Place  /  Argument

Always Devoted to Such Use: Sacrifice Zones and Storage on the Boston-Revere Border

A new logistics center in Revere tells a familiar story and poses the question: how inextricable is land use from the land itself?

In June 2022, as school was letting out for summer and nights were getting longer, a relatively obscure headline appeared in a few local papers and industry magazines: a 44-acre oil tank farm along Route 1A in Revere would be sold to a developer and transformed into a “state-of-the-art, technology-enabled warehouse.” The developers proposed, over the course of five years, draining millions of barrels of oil and demolishing 29 storage tanks, and replacing the facility with two warehouses totalling 668,500 square feet.1 The resulting Trident Logistics Center, according to the project’s proponents, would provide “hundreds” of jobs for the area, and significantly contribute to Revere’s tax base. The developer has described the project as an “opportunity to clean up the site” and to “deliver…the highest and best use for the property.”2

Looking northeast over the oil farm in Revere around 1940 (National Archives Boston)
Looking northeast over the oil farm in Revere around 1940 (National Archives Boston)

But the story hardly begins in 2022. For nearly a century, this site has been home to a highly toxic land use. Its soil and groundwater are likely so contaminated that building housing or even commercial buildings would require years of environmental review and remediation. Moreover, the tanks, and the future logistics center, stand on filled marshland: damp, low-lying, and extraordinarily vulnerable to coastal flood and rising sea levels. What else could be built here? And isn’t anything better than oil storage? From this perspective, building a logistics center seems like making the best of a bad situation.

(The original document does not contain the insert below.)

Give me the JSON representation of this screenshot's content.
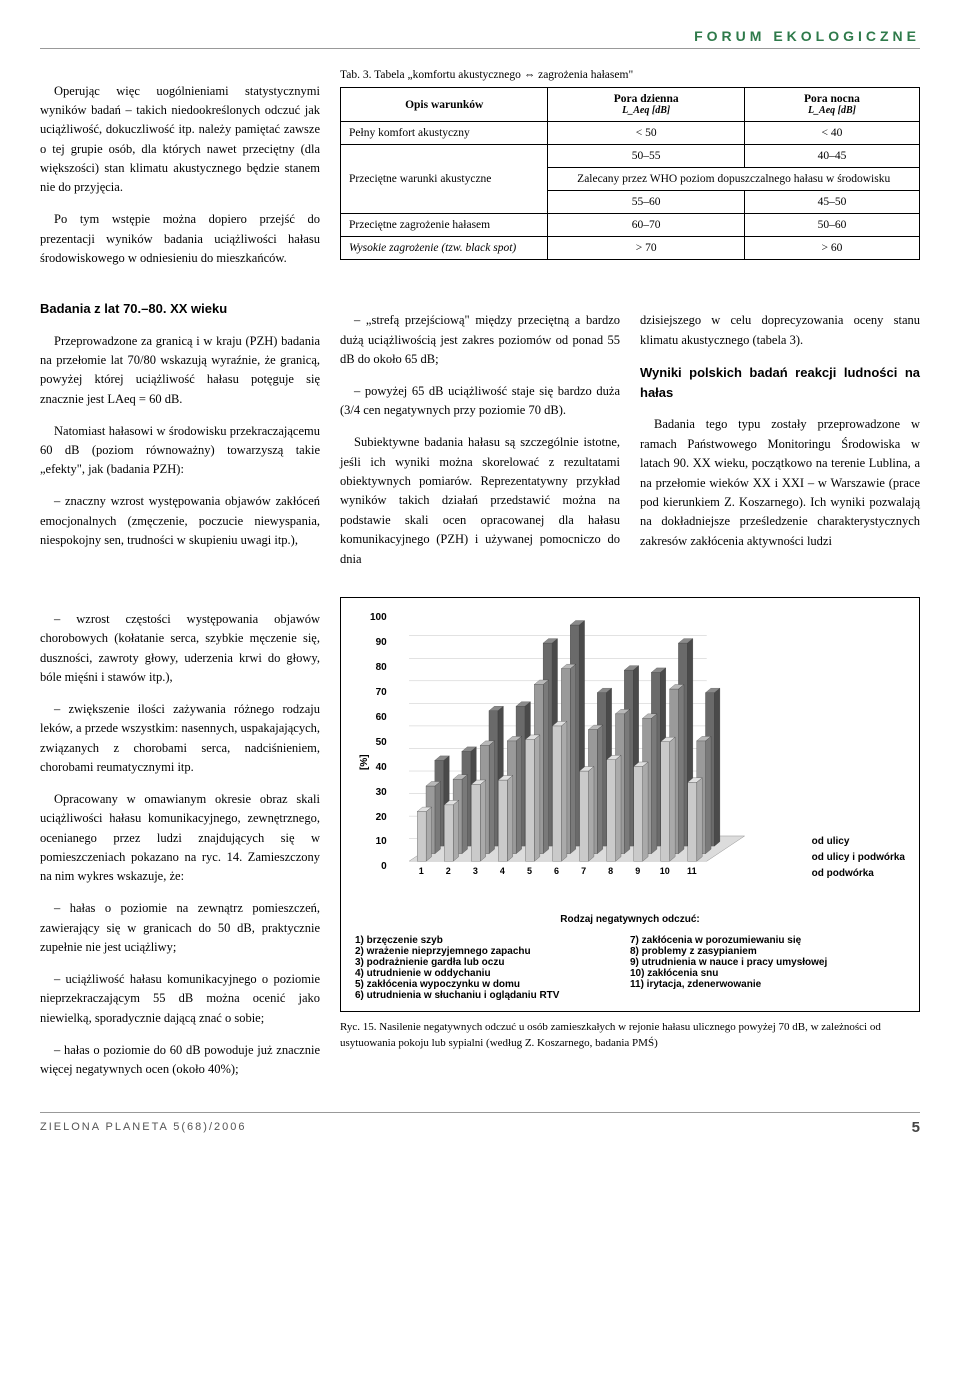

But that sense of inevitability is precisely why “sacrifice zones” like this one have long occupied the social and environmental margins of major cities. 95 years ago, nearly identical language was used to describe the same piece of land—which, in the early twentieth century, was not “land” at all, but a salt marsh bounded by Sales Creek and the upper reaches of Chelsea Creek. A group of developers proposed to improve the wetland by filling it, and topping the fill with the preeminent “center for fuel distribution for Eastern Massachusetts.”3 Their oil farm would be “the outstanding oil storage plant of the United States.”4 What followed was the site we know today: low-slung cylinders that store home heating oil and jet fuel.

The Harbor Commissioners' map of Boston Harbor from 1852.
The Harbor Commissioners' map of Boston Harbor from 1852.

The 21st century development of a logistics center, and the echoes of a long-ago justification of a former “highest and best use,” highlight the path dependency of harmful land uses and their attendant infrastructures, which were and continue to be built on sites with little perceived “value” or challenging building conditions. Where once the marsh was marginal and problematic because of its soggy nature, now the oil tank site is marginal and problematic because of decades of pollution.